Evidence highlights: randomized trials and systematic reviews provide mixed results across indications. For knee osteoarthritis (KOA), some meta-analyses and RCTs report short- to mid-term symptom benefit for PRP versus hyaluronic acid or placebo, but large, high-quality trials show inconsistent results; for example, the Bennell et al. (2021) randomized trial (n=288) found no difference between leukocyte-poor PRP and saline placebo for pain or medial tibial cartilage volume at 12 months, while other meta-analyses/meta-reviews report PRP superiority at some time points but note low-quality and heterogeneous evidence.

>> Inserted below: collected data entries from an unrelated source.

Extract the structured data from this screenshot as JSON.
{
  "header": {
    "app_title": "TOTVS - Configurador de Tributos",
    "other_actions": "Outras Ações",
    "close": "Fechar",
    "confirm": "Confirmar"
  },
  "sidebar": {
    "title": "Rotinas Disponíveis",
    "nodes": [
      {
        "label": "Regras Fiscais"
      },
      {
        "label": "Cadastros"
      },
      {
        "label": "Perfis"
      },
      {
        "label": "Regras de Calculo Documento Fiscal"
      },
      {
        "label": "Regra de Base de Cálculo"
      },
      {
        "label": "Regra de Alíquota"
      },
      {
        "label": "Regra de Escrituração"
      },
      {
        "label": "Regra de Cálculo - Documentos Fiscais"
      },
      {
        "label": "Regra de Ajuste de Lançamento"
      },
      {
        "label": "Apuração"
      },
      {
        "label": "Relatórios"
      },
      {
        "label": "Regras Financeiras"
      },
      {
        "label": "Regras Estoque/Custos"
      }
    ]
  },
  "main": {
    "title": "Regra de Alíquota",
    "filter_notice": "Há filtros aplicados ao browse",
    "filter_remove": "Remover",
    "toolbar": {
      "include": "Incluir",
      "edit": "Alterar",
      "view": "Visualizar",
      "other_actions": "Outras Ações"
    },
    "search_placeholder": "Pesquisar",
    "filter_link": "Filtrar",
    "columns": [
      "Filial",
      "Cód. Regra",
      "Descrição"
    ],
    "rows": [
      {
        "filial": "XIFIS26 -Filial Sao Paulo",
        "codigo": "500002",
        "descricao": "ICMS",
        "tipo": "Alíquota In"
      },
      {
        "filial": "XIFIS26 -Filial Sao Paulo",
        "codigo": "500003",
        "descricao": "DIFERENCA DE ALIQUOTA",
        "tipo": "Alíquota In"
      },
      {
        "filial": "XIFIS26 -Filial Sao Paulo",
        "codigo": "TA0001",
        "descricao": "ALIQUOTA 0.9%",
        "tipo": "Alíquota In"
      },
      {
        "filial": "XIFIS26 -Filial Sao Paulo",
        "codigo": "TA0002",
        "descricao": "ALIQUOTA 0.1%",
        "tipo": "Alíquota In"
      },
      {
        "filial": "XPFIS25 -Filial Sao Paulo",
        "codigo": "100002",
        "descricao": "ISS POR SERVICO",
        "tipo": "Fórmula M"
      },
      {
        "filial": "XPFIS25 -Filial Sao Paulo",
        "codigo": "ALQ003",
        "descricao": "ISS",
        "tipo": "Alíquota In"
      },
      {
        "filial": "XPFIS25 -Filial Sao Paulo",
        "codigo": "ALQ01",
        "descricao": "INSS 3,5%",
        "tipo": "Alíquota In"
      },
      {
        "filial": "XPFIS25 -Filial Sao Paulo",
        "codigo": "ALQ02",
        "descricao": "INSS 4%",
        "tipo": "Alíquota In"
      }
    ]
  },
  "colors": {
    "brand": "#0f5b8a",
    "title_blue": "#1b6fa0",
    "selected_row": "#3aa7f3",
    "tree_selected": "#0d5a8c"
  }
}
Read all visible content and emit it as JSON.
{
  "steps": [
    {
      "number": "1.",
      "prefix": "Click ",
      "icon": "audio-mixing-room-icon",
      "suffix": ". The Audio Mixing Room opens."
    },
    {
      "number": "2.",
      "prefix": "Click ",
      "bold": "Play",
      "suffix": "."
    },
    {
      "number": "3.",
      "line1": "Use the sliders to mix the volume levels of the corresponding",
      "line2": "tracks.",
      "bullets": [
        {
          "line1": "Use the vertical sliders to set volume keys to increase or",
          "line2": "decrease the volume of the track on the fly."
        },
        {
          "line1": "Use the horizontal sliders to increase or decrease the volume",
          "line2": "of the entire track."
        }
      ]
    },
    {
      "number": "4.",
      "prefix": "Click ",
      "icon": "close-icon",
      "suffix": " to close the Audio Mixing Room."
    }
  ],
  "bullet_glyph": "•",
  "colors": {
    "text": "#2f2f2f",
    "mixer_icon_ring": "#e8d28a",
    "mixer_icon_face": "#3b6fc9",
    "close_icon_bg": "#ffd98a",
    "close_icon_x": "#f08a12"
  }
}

Selected study callouts: a small RCT (Rahimzadeh et al. 2018, n=42) reported WOMAC improvements with both PRP and dextrose prolotherapy up to 6 months; a large lateral epicondylosis RCT (Lhee et al. 2025) reported greater DASH improvements with PRP and prolotherapy versus physiotherapy at 24 months in that single trial; intradiscal and other low back pain RCTs/meta-analyses show mixed short-term benefits (examples: Tuakli-Wosornu 2016 intradiscal RCT with early benefit sustained through 1 year; Singh 2023 small RCT for IVDP reported greater pain reduction with PRP at 6 months).
Safety and harms examples: safety data generally report few serious adverse events in the short term but inconsistent reporting overall; however, a focused meta-analysis for foot and ankle pathologies (Fucaloro et al. 2025) identified a higher overall complication rate with PRP (41.1% vs 33.7%), including increased treatment-site pain (PRP 15.1% vs comparator 10.2%) and an estimated NNH = 13 for any complication in that pooled analysis. Technology assessments for wounds (Hayes, ECRI) indicate low-to-moderate evidence that PRP may improve diabetic foot ulcer healing (Hayes C rating; ECRI: evidence somewhat favorable) but recommend against routine use because of heterogeneity in protocols and uncertain generalizability; evidence for venous leg ulcers is inconclusive.
Overall summary: Across musculoskeletal, spinal, soft tissue, surgical adjunct, and wound indications, the body of evidence is heterogeneous with many small single-center RCTs and systematic reviews showing inconsistent or limited-duration benefits; professional society guidance is mixed and several assessments (Hayes, ECRI) emphasize insufficient, low-quality evidence and lack of standardized PRP/prolotherapy protocols—supporting the policy determination that these therapies remain unproven and not medically necessary for any indication.